Chronic myelogenous leukemia (CML) is a clonal myeloproliferative disorder arising from neoplastic transformation of pluripotent stem cells and is characterized clinically by excessive growth of myeloid cells and their progenitors.1 CML results from an acquired injury to the DNA of a stem cell in the marrow. The injury is not present at birth. Currently researches do not understand what produces this change in the DNA in patients with CML.
This change in the stem cell confers a growth and survival advantage on the malignant stem cell. The result of this change in the DNA of the stem cell is the uncontrolled growth of white cells, which can cause the number of white blood cells in the bone marrow to be 20 to 40 times higher than normal. If unchecked, this may lead to a massive increase in a person's concentration of WBC in the blood.
The cause of CML and the mechanisms that determine its progression are unknown at present. It is an acquired disease, but there are no clues to its etiology other than an increased risk in individuals exposed to ionizing radiation.2
Most cases of CML affect adults and occur very rarely in children (4% of childhood cases). CML is about half as common as chronic lymphocytic leukemia (CLL). CML is diagnosed most commonly is people who are middle-aged following referral from primary care physicians.3 Men and women are affected equally. Many patients are symptomatic at a time of diagnosis, and are diagnosed because of abnormalities detected on blood counts obtained for unrelated reasons. Acceptable criteria for diagnosis include monocytosis with less than 5% circulating blasts. In bone marrow biopsies, hypercellularity is evident in most cases. Bone marrow aspirate reveals myeloid and monocytic predominance, with blast forms variably increased up to 20%, and a decrease in other hematopoietic elements.4 Dysplasia in maturing hematopoietic elements may be present.
Clinical onset of CML is frequently insidious with weakness, infections, or bleeding. Splenomegaly and hepatomegaly are present in about 40% of patients. A patient may also present with abdominal fullness or easy satiety secondary to an enlarged spleen. Hematological findings include moderate anemia, moderate thrombocytosis, and a marked granulocytic leukocytosis with a specific differential count.5
On a cytogenic and molecular level, most patients with CML demonstrate BCR-ABL fusion genes in hematopoietic progenitor cells, which result form a reciprocal translocation between chromosomes 9 and 22. This translocation leads to a shortened chromosome 22, called the Philadelphia chromosome.6 The DNA removed from chromosome 9 contains most of the proto-oncogene designated ABL (for Abelson). The break in chromosome 22 occurs in the middle of a gene designated BCR (for breakpoint cluster region). The resulting Philadelphia chromosome has the Section of BCR fused with most of ABL. The Philadelphia chromosome was the first specific karyotype marker found to characterize a particular human neoplastic disease, namely CML. Research shows that near 99% of CML patients are Philadelphia chromosome positive.2 Chromosome binding techniques identified the Philadelphia chromosome as a deleted chromosome 22, and revealed that the deleted part was translocated to the distal long arm of chromosome 9. Translation of the fusion products yields chimeric proteins of variable size that have increased tyrosine kinase activity of the BCR-ABL protein, which blocks the cell death (apoptosis) pathway.6 Currently, curative treatment aimed at eliminating the Philadelphia positive cells to decrease tyrosine kinase activity is being studied.

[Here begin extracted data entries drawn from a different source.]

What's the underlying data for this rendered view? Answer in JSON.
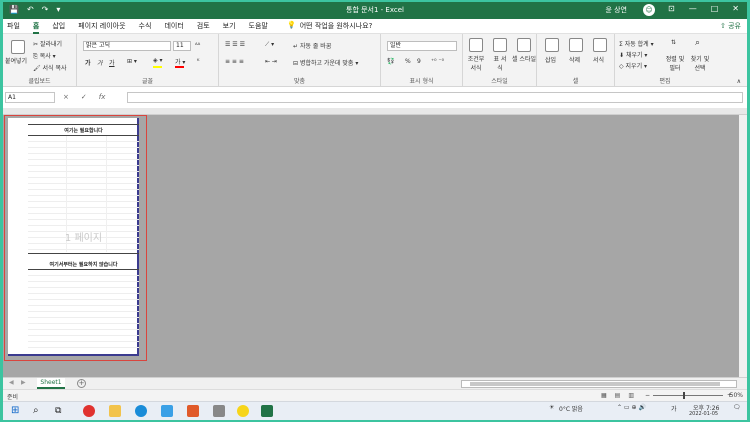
{
  "window": {
    "title": "통합 문서1  -  Excel",
    "user": "윤 상연"
  },
  "tabs": [
    "파일",
    "홈",
    "삽입",
    "페이지 레이아웃",
    "수식",
    "데이터",
    "검토",
    "보기",
    "도움말"
  ],
  "tell_me": "어떤 작업을 원하시나요?",
  "share_label": "공유",
  "ribbon": {
    "clipboard": {
      "paste": "붙여넣기",
      "cut": "잘라내기",
      "copy": "복사",
      "format_painter": "서식 복사",
      "label": "클립보드"
    },
    "font": {
      "name": "맑은 고딕",
      "size": "11",
      "bold": "가",
      "italic": "가",
      "underline": "가",
      "label": "글꼴"
    },
    "alignment": {
      "wrap": "자동 줄 바꿈",
      "merge": "병합하고 가운데 맞춤",
      "label": "맞춤"
    },
    "number": {
      "format": "일반",
      "percent": "%",
      "comma": "9",
      "label": "표시 형식"
    },
    "styles": {
      "conditional": "조건부 서식",
      "table": "표 서식",
      "cell": "셀 스타일",
      "label": "스타일"
    },
    "cells": {
      "insert": "삽입",
      "delete": "삭제",
      "format": "서식",
      "label": "셀"
    },
    "editing": {
      "autosum": "자동 합계",
      "fill": "채우기",
      "clear": "지우기",
      "sort": "정렬 및 필터",
      "find": "찾기 및 선택",
      "label": "편집"
    }
  },
  "formula_bar": {
    "name_box": "A1",
    "cancel": "×",
    "enter": "✓",
    "fx": "fx"
  },
  "page": {
    "title1": "여기는 필요합니다",
    "watermark": "1 페이지",
    "title2": "여기서부터는 필요하지 않습니다"
  },
  "sheet_tab": "Sheet1",
  "status": {
    "text": "준비",
    "zoom": "50%"
  },
  "taskbar": {
    "weather": "0°C 맑음",
    "time": "오후 7:26",
    "date": "2022-01-05",
    "lang": "가"
  },
  "colors": {
    "excel_green": "#217346",
    "page_border": "#d9453e",
    "taskbar_bg": "#e9eef5"
  }
}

Philadelphia chromosome positive cells appear to lose their capacity to differentiate and the accumulation of undifferentiated blast cells is directly or indirectly responsible for the invariably fatal outcome of this leukemia. The prognosis for Philadelphia chromosome negative cells is similar to that for Philadelphia positive CML.7
The course of CML4 can be divided into 3 clinical periods: stable or chronic phase, accelerated phase, and an acute phase also known as blast crisis. Early in the disease, symptoms are mild and nonspecific: fatigue, fever, malaise, decreased exercise tolerance, weight loss, and night sweats. In the chronic phase, the bone marrow is predominantly myeloid and hypercellular, myeloblasts are less than 5% of all cells, and maturing granulocytes are readily identified. In addition, eosinophils and mast cells may be increased.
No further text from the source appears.